It says something about a film when the most compelling character is the villain; and even he’s not that interesting. The latest luscious period piece to try for the high-end bodice-ripper market, The Duchess makes a honorable stab at convincing audiences that the Duchess of Devonshire, Georgina Spencer, was a woman ahead of her time, a sparkling wit, and an icon to the people of England. While the historical record seems to prove that she was indeed all of those things, Saul Dibb’s over-glossed film treatment turns her story into another tale of a woman pressured into an unhappy marriage at an early age who then suffers, with little but an exquisite wardrobe and an estate the size of Denmark to soothe her.

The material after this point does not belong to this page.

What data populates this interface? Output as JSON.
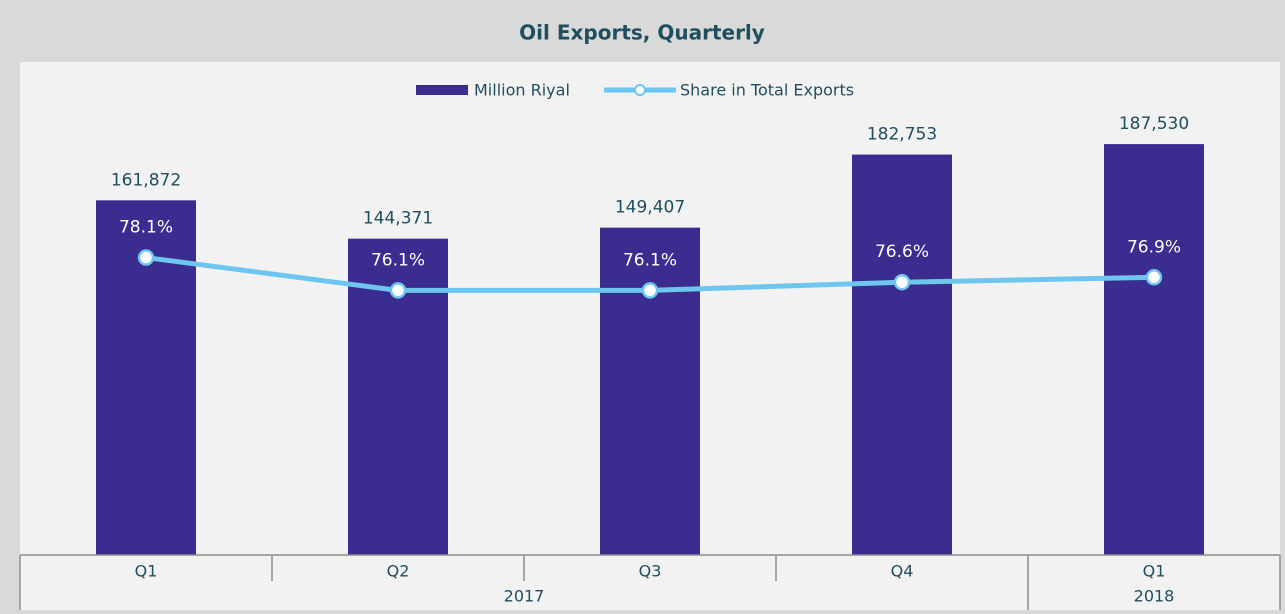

The film begins in luxurious royal splendor, with a rosebud-young Georgina (Keira Knightley in full cheeky bloom) gamboling on the lawn with friends and some cute aristocratic boys in wigs and leggings, while her mother the Lady Spencer (Charlotte Rampling) watches, witch-like, from a window and plots an arranged marriage to the Duke of Devonshire (Ralph Fiennes). Although Georgina is currently crushing on the dashing Charles Grey (Dominic Cooper), when informed of her impending betrothal, she is giddy with delight. While Georgina is supposed to have been a pretty bright bulb, it’s hard not to judge her for failing to be suspicious of any plan cooked up in a darkened room by the likes of Rampling and Fiennes, neither of whom should ever be taken at face value.
In due course, Georgina is married to the Duke and discovers that not only is he a cold fish, but his lack of interest in anything about her besides her ability to produce a male heir is downright creepy. Complaints about his lack of tenderness and humanity are related in due course to the Lady Spencer, who in essence tells her to lie back and think of England, providing cold comfort in the hope that once she sires a boy the Duke will lose interest.

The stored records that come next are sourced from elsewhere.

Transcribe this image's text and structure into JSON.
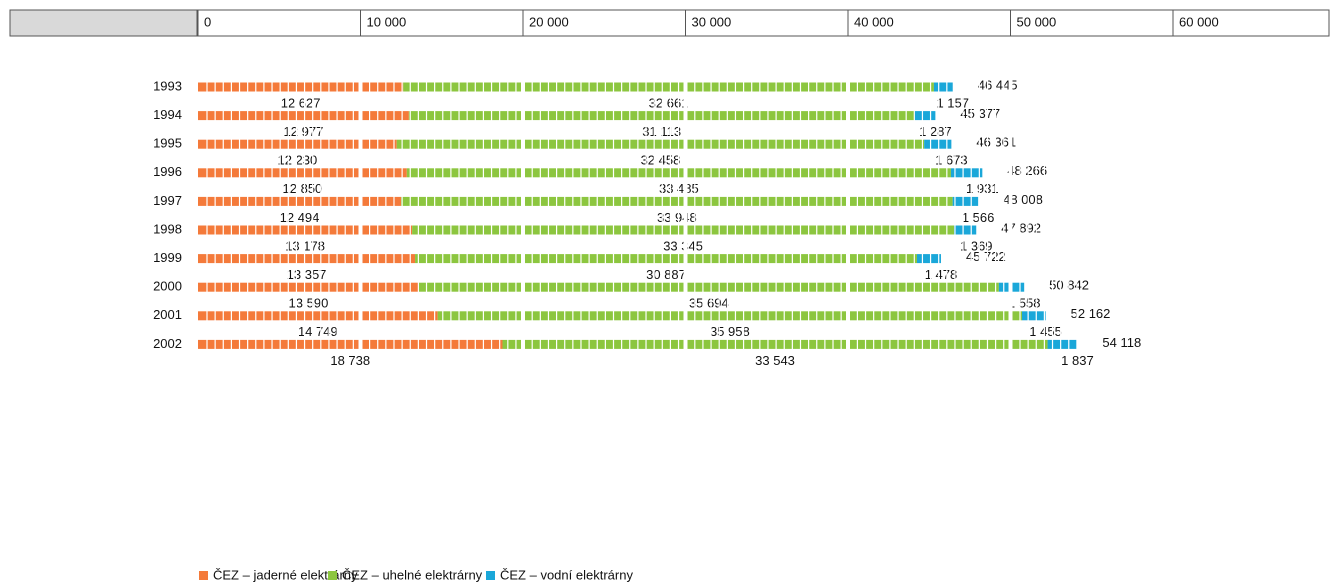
{
  "chart_data": {
    "type": "stacked-bar-horizontal",
    "categories": [
      "1993",
      "1994",
      "1995",
      "1996",
      "1997",
      "1998",
      "1999",
      "2000",
      "2001",
      "2002"
    ],
    "series": [
      {
        "name": "ČEZ – jaderné elektrárny",
        "color": "#f47a3a",
        "values": [
          12627,
          12977,
          12230,
          12850,
          12494,
          13178,
          13357,
          13590,
          14749,
          18738
        ],
        "value_labels": [
          "12 627",
          "12 977",
          "12 230",
          "12 850",
          "12 494",
          "13 178",
          "13 357",
          "13 590",
          "14 749",
          "18 738"
        ]
      },
      {
        "name": "ČEZ – uhelné elektrárny",
        "color": "#8cc63f",
        "values": [
          32661,
          31113,
          32458,
          33485,
          33948,
          33345,
          30887,
          35694,
          35958,
          33543
        ],
        "value_labels": [
          "32 661",
          "31 113",
          "32 458",
          "33 485",
          "33 948",
          "33 345",
          "30 887",
          "35 694",
          "35 958",
          "33 543"
        ]
      },
      {
        "name": "ČEZ – vodní elektrárny",
        "color": "#1aa7d9",
        "values": [
          1157,
          1287,
          1673,
          1931,
          1566,
          1369,
          1478,
          1558,
          1455,
          1837
        ],
        "value_labels": [
          "1 157",
          "1 287",
          "1 673",
          "1 931",
          "1 566",
          "1 369",
          "1 478",
          "1 558",
          "1 455",
          "1 837"
        ]
      }
    ],
    "totals": [
      46445,
      45377,
      46361,
      48266,
      48008,
      47892,
      45722,
      50842,
      52162,
      54118
    ],
    "total_labels": [
      "46 445",
      "45 377",
      "46 361",
      "48 266",
      "48 008",
      "47 892",
      "45 722",
      "50 842",
      "52 162",
      "54 118"
    ],
    "xlim": [
      0,
      60000
    ],
    "xticks": [
      0,
      {
        "value": 10000,
        "label": "10 000"
      },
      {
        "value": 20000,
        "label": "20 000"
      },
      {
        "value": 30000,
        "label": "30 000"
      },
      {
        "value": 40000,
        "label": "40 000"
      },
      {
        "value": 50000,
        "label": "50 000"
      },
      {
        "value": 60000,
        "label": "60 000"
      }
    ],
    "legend": "bottom-left"
  }
}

That the Duke barely speaks to anybody but his dogs, degrades her for giving birth to only girls, and also entertains other women in his bedchamber but tells Georgina this is of no concern to her, turns her life into something worse than a bad marriage. By the time the Duke has brazenly seduced/blackmailed Georgina’s best friend Lady Elizabeth Foster (Hayley Atwell), provoking Georgina to spark up an affair with budding politician Grey, the whole affair would be like something out of a bad novel, were it not for the most part true.
Spencer is commonly referred to as the Princess Diana of her day, and in fact Diana would be her great-great-great-grandniece. There are some interesting parallels between the two women’s lives, particularly in their unfulfilling marriages, love of fashion, and high popularity among the commoners. Where the parallels end, though, was in Georgina’s determined involvement in the political rows of her day and her unflinching engagement in the bawdy men’s world of drinking and gambling.
Dibb’s film is perfectly willing to engage in the Diana-like aspects of Georgina’s life (except for her celebrity, which is strangely only glancingly referred to), but less so in those aspects that marked Georgina as a woman ahead of her time. So does a film that could have been a bold feminist statement become fodder for those who just loved The Other Boleyn Girl.
The world of The Duchess should have been one of fiery tumult, set as it is during the revolutionary upheavals of the 1780s and ‘90s, but little of that foment makes it into this film’s garden party landscape. One could absolve it from such responsibility were it a mere period royalty romance. But when the script makes such a point of Georgina’s wit that it has her trading quips with the likes of playwright Richard Sheridan—whose School for Scandal was supposedly inspired by the Spencers’ rather open ménage a trios, and which we see performed in the film—to then so pointedly ignore her (by all accounts) deep involvement in the politics of the time is inexcusable.
What we are left with instead is the portrait of a pretty and sad young woman with remarkable pluck who tried to make the best of a bad situation and was condemned for it.
This would have been less of a problem had the filmmakers made any serious effort to flesh out their characters, instead of fussing with the (admittedly gorgeous) costumes. Knightley is, as ever, cute as a button here, but also quite engaging, turning in a better than necessary performance when all she is really being called upon to do is look pretty while trying to hold back tears. Next to Knightley, Atwell barely registers when she should be tearing up the screen as the fulcrum of the Spencers’ terminally unhappy relationship, coming off just as flat here as she did in last year’s lamentable Cassandra’s Dream.
Against this backdrop, Fiennes stands out like a flare on a dark highway. For all its mistakes, the script at least pays lip service to presenting its characters as flawed humans instead of caricatures, and Fiennes benefits the most from this. Although on paper the Duke is something lower than detestable, as filtered through Fiennes’ tight-lipped performance, he seems a more fully developed person than just about anybody else on screen.
When Georgina lambastes the Duke for not treating her with a shred of decency, there’s a flicker in Fiennes’ eyes that reads more quizzical than remorseful; he just doesn’t understand what this woman is talking about. Unfortunately for the audience, by the time the credits roll, neither do we.